Focus on empowering people and adding value to them in some way. One great way is helping connect other people in your network – and I do this sort of matchmaking a lot for candidates and potential employers. People reach out to me to tell them they are looking for jobs, and I maintain a list (just in Evernote) of open roles at companies where I know the hiring manager. Keep notes about the people you meet, their interests and passions and when you come across something (and article, a product, an event, etc.) that might interest them don’t hesitate to drop them a note about it.

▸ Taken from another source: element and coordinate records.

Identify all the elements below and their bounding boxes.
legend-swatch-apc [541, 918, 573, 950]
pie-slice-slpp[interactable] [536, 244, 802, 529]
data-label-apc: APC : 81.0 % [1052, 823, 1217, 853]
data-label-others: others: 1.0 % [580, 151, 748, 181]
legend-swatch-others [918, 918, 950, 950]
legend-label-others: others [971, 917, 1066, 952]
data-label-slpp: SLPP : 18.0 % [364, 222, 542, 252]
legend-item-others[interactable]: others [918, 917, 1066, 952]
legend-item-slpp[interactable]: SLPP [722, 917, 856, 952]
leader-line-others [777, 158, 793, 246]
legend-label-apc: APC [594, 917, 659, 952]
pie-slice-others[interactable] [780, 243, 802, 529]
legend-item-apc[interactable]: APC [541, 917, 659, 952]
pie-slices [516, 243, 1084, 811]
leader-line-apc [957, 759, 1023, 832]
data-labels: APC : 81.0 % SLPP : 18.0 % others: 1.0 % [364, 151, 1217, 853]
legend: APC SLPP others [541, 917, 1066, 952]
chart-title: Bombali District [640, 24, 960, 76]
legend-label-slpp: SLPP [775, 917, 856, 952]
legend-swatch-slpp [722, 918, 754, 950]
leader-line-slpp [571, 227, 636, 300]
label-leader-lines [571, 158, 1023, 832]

Keep in touch and deepen the relationship. For new people I meet, if I don’t talk with them for long at the meeting I will make a point of scheduling a future meeting – ideally a meal. I once read that sharing a meal with someone else helps build a bond, and paying for someone’s lunch is always a nice treat and great way to add “value”. And of course don’t forget to follow up with people that you meet by adding them on LinkedIn, keeping in touch via email, or taking them out for lunch or coffee if they’re in the same city as you. Take the initiative to connect with people and stay involved with them; that’s how your network becomes truly valuable.
I am sure there are a lot of other good tips to maintain your network, but this is an area I am still working on improving – so feel free to leave ideas or useful links in the comments!
Your network is there so you can use it to empower yourself and the people around you, so take advantage of it. Being the kind of person who makes things happen is the ultimate way to stand out!